La plupart de ces toits, l’oiseau migrateur les connaît et, s’il est de ceux qui y suspendent leur nid, il en sait le degré d’hospitalité. Mais il ne les a jamais vus ensemble. Il est accoutumé à trouver, après les toits pointus en bois ou en ardoises des régions pluvieuses, le toit de tuiles des climats tempérés, puis le dôme et la terrasse des pays chauds, mais non pas avant d’avoir traversé les montagnes qui partagent les bassins, ni suivi les vallées où s’étagent les vignes, ni passé la mosaïque bleue et or de la mer et des îles et vu se presser les têtes rondes des orangers et la garde montante des cyprès.

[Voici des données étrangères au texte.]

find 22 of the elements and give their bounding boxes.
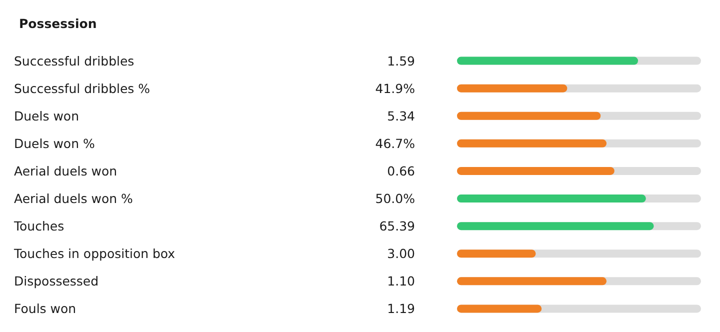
text: 50.0% — [375, 191, 416, 206]
y-tick-label: Aerial duels won — [14, 163, 118, 178]
bar — [457, 250, 536, 258]
text: 1.10 — [387, 274, 416, 289]
y-tick-label: Dispossessed — [14, 274, 99, 289]
text: 46.7% — [375, 136, 416, 151]
y-tick-label: Successful dribbles % — [14, 80, 150, 96]
y-tick-label: Touches — [13, 218, 64, 234]
y-tick-label: Fouls won — [14, 301, 76, 316]
text: 5.34 — [387, 108, 416, 124]
text: Possession — [19, 16, 97, 31]
text: 41.9% — [375, 80, 416, 96]
text: 0.66 — [387, 163, 416, 178]
y-tick-label: Duels won — [14, 108, 79, 124]
y-tick-label: Duels won % — [14, 136, 95, 151]
text: 65.39 — [379, 218, 416, 234]
text: 3.00 — [387, 246, 416, 262]
text: 1.59 — [387, 53, 416, 68]
y-tick-label: Successful dribbles — [14, 53, 134, 68]
y-tick-label: Aerial duels won % — [14, 191, 134, 206]
y-tick-label: Touches in opposition box — [13, 246, 176, 262]
text: 1.19 — [387, 301, 416, 316]
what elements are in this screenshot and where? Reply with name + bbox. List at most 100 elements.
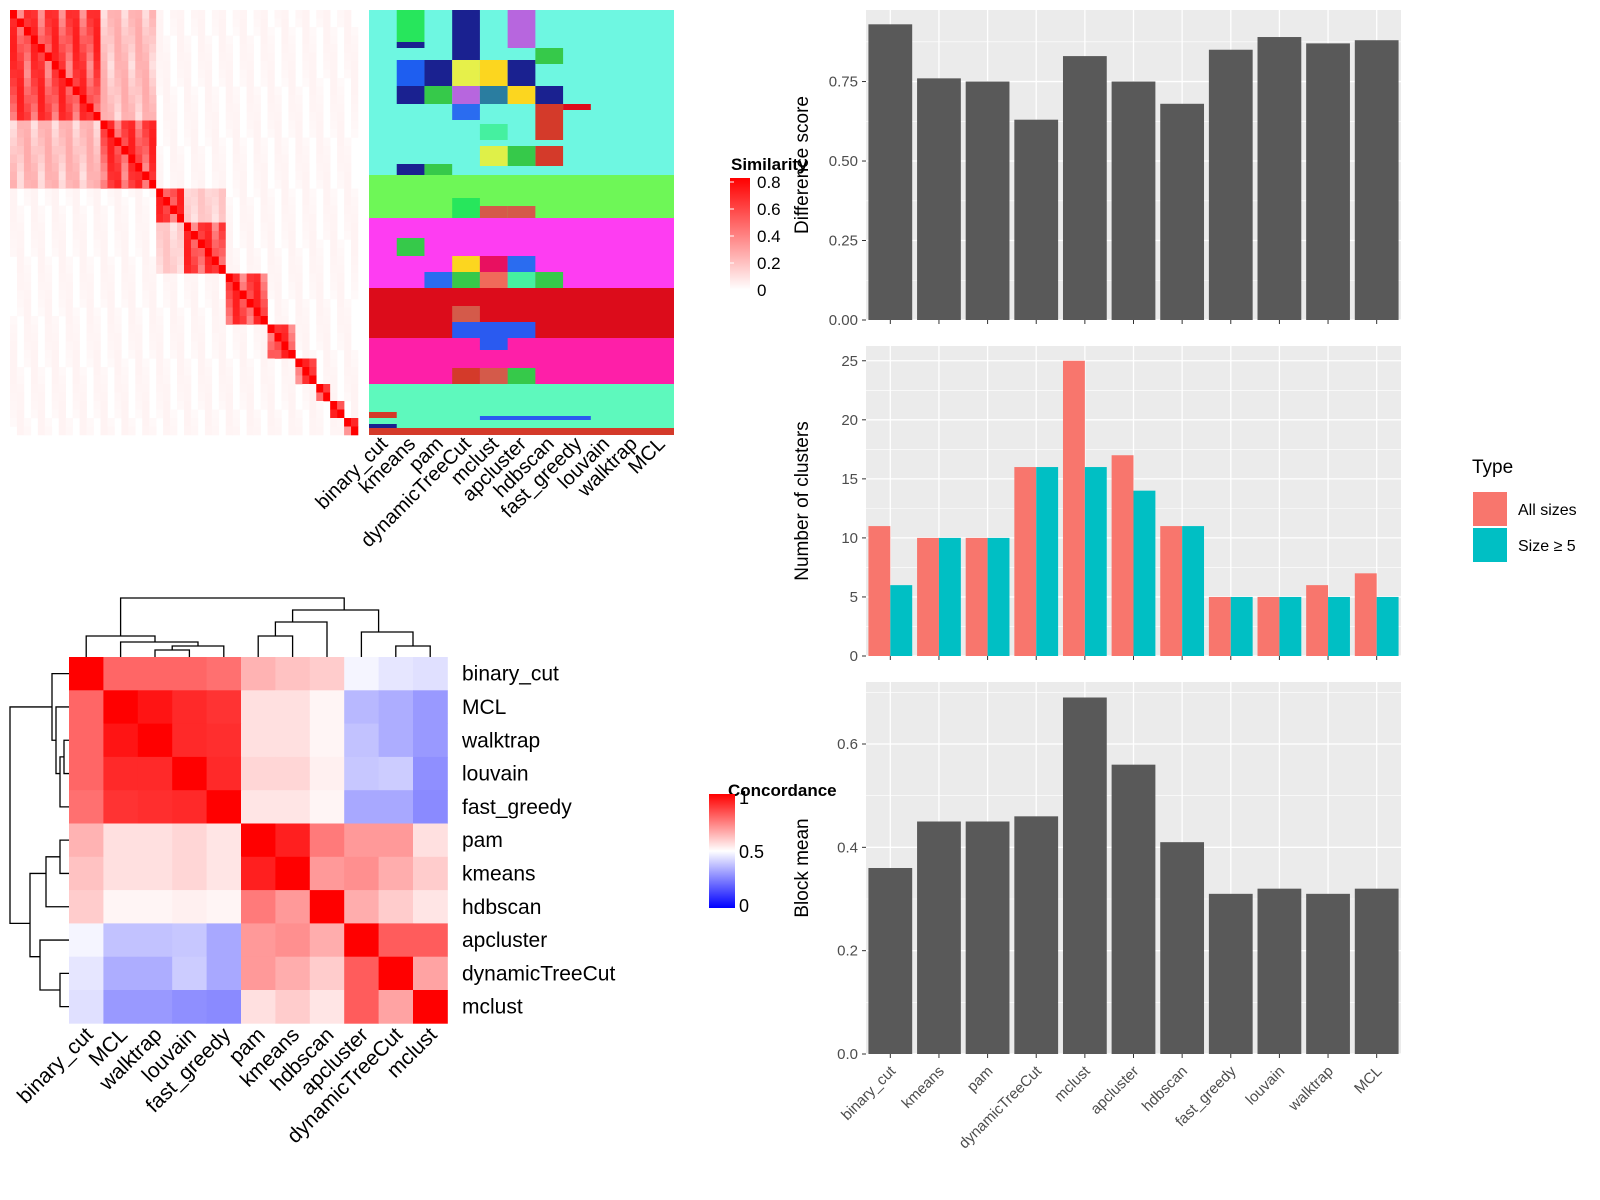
similarity-cell — [23, 146, 32, 155]
similarity-cell — [323, 214, 331, 223]
similarity-cell — [211, 418, 220, 427]
similarity-cell — [295, 10, 303, 19]
similarity-cell — [260, 350, 268, 359]
similarity-cell — [225, 392, 234, 402]
similarity-cell — [142, 248, 150, 257]
similarity-cell — [260, 52, 268, 62]
similarity-cell — [267, 333, 275, 342]
assignment-cell — [507, 60, 536, 86]
concordance-cell — [344, 756, 379, 791]
similarity-cell — [218, 197, 227, 206]
assignment-cell — [369, 428, 674, 435]
assignment-cell — [507, 368, 536, 384]
similarity-cell — [204, 239, 213, 249]
similarity-cell — [190, 341, 199, 351]
similarity-cell — [184, 222, 192, 232]
similarity-cell — [330, 214, 338, 223]
similarity-cell — [239, 180, 247, 189]
similarity-cell — [93, 44, 101, 53]
similarity-cell — [351, 409, 359, 419]
similarity-cell — [302, 27, 310, 36]
similarity-cell — [232, 86, 240, 96]
bar — [1208, 596, 1231, 656]
assignment-cell — [452, 104, 480, 120]
similarity-cell — [281, 350, 289, 359]
similarity-cell — [246, 256, 254, 266]
similarity-cell — [142, 10, 150, 19]
assignment-cell — [507, 10, 536, 48]
bar — [868, 24, 913, 321]
similarity-cell — [302, 316, 310, 325]
similarity-cell — [58, 78, 66, 87]
similarity-cell — [184, 282, 192, 291]
similarity-cell — [44, 290, 53, 300]
similarity-cell — [344, 146, 352, 155]
similarity-cell — [184, 273, 192, 283]
similarity-cell — [65, 52, 73, 62]
similarity-cell — [37, 367, 46, 376]
similarity-cell — [86, 27, 94, 36]
concordance-cell — [69, 690, 104, 724]
similarity-cell — [316, 137, 324, 147]
similarity-cell — [30, 384, 39, 393]
similarity-cell — [211, 307, 220, 317]
similarity-cell — [197, 367, 206, 376]
similarity-cell — [295, 154, 303, 164]
similarity-cell — [30, 239, 39, 249]
similarity-cell — [218, 10, 227, 19]
similarity-cell — [163, 214, 171, 223]
similarity-cell — [274, 146, 282, 155]
similarity-cell — [267, 95, 275, 104]
similarity-legend: Similarity 0.80.60.40.20 — [730, 155, 808, 300]
similarity-cell — [142, 299, 150, 308]
similarity-cell — [211, 86, 220, 96]
similarity-cell — [79, 256, 87, 266]
y-tick-label: 0.00 — [829, 312, 858, 329]
similarity-cell — [170, 180, 178, 189]
similarity-cell — [142, 290, 150, 300]
similarity-cell — [121, 375, 129, 385]
similarity-cell — [114, 248, 122, 257]
dendrogram-branch — [59, 756, 69, 808]
similarity-cell — [190, 197, 199, 206]
similarity-cell — [16, 367, 25, 376]
similarity-cell — [190, 86, 199, 96]
similarity-cell — [37, 426, 46, 436]
similarity-cell — [72, 367, 80, 376]
similarity-cell — [16, 401, 25, 410]
similarity-cell — [330, 392, 338, 402]
similarity-cell — [316, 324, 324, 334]
similarity-cell — [274, 350, 282, 359]
assignment-cell — [535, 86, 564, 104]
similarity-cell — [79, 10, 87, 19]
similarity-cell — [260, 137, 268, 147]
similarity-cell — [30, 222, 39, 232]
similarity-cell — [302, 214, 310, 223]
similarity-cell — [107, 154, 115, 164]
similarity-cell — [218, 341, 227, 351]
similarity-cell — [23, 350, 32, 359]
similarity-cell — [351, 78, 359, 87]
similarity-cell — [16, 290, 25, 300]
similarity-cell — [316, 392, 324, 402]
similarity-cell — [65, 290, 73, 300]
similarity-cell — [184, 61, 192, 70]
bar — [1160, 103, 1205, 320]
similarity-cell — [65, 95, 73, 104]
similarity-cell — [246, 231, 254, 240]
similarity-cell — [260, 307, 268, 317]
similarity-cell — [288, 341, 296, 351]
concordance-cell — [309, 690, 345, 724]
similarity-cell — [316, 256, 324, 266]
similarity-cell — [204, 358, 213, 368]
similarity-cell — [177, 163, 185, 172]
similarity-cell — [37, 129, 46, 138]
similarity-cell — [93, 163, 101, 172]
similarity-cell — [10, 316, 18, 325]
similarity-cell — [114, 197, 122, 206]
similarity-cell — [37, 290, 46, 300]
similarity-cell — [142, 222, 150, 232]
similarity-cell — [142, 69, 150, 79]
concordance-cell — [378, 790, 414, 824]
similarity-cell — [86, 299, 94, 308]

Ici, en planant, dans un coup d’ailes, il aperçoit, aussi serrés les uns contre les autres que des chapeaux dans une foule, tous les toits que séparent d’ordinaire de longues journées de voyage à travers les climats changeants: chapeaux plats, chapeaux ronds, chapeaux de paille, casques d’or, pyramides à écailles de bois disposées pour le glissement des neiges; terrasses faites pour goûter la fraîcheur des soirs, dômes d’Orient, piles d’abat-jour, toits relevés à leurs bouts comme des souliers à la poulaine, pigeonniers du moyen âge, taillis de couteaux du Soudan, tas de grosses bûches des toupas ou des isbas; tous les jets des flèches et tous les bouillonnements des coupoles, depuis la pomme byzantine jusqu’à la poire d’or moscovite. Voilà ce qu’un migrateur au printemps de l’année 1900 pouvait voir en passant.

Mais pendant l’hiver qui précéda l’Exposition, ce qu’il eût aperçu était plus étrange encore. Au premier abord, en voyant la fourmilière des ouvriers s’acharner à ces constructions hémisphériques tout au bord de l’eau et avec des matériaux qui, de haut, ressemblaient beaucoup à de fines bûches, il les eût pris pour un peuple de castors au travail. Au bout de quelques instants, à mieux considérer ces édifices, il les aurait crus construits par des oiseaux. On eût dit en effet des nids gigantesques posés sur les deux bords d’un ruisseau: nids formés d’un inextricable fouillis de baguettes entremêlées avec une incomparable adresse, que peut seule surpasser celle du loriot ou de la rousserole; nids feutrés sinon du coton des fleurs de peuplier, de toiles d’araignées ou de mousse, du moins de chanvre ou d’étoupe mêlés à du plâtre, c’est-à-dire de staff; nids tressés de tiges de fer comme ce nid qu’on peut voir à Soleure, pays d’horlogers, et que les oiseaux ont construit avec des ressorts de montres.

L’armature fine, délicate, nouvelle de tous ces monuments, l’ingéniosité de ces nids ou de ces treillis de fer, impondérables à l’œil quand ils étaient nus, insoupçonnables dès qu’ils furent revêtus, armature commune de tous ces organismes si différents, tel fut assurément le plus grand prodige de l’Exposition de 1900.

Devant cette végétation de fer de plus en plus touffue et envahissante, nous reconnaissons la marche sûre et les fortes prises de la science. Et quand, par hasard, cette armature, débarrassée de tous les matériaux qui la cachent, veut se suffire à elle-même et apparaît seule à nos regards, comme dans l’intérieur de quelques palais et dans le nouveau pont jeté sur la Seine, quand nous voyons se réaliser au seuil du siècle nouveau le vœu de ce poète du XVIe siècle:

Une maison d’archal composée en réseaux,

ce n’est plus seulement de l’admiration pour la Science, mais ce sont des inquiétudes pour l’Art.

Inquiétudes mêlées d’espérances, car, dans l’agglomération de toutes ces formules de bois, de pierre, ou reproduisant exactement les formes du bois et de la pierre, le seul rameau nouveau, qui s’ajoute au vieil arbre touffu et confus de l’architecture universelle, est un rameau de fer. Que faut-il partager de ces inquiétudes? Jusqu’où faut-il aller de ces espérances? C’est ce que les exemples mis depuis quelques années sous nos yeux nous permettent peut-être de déterminer.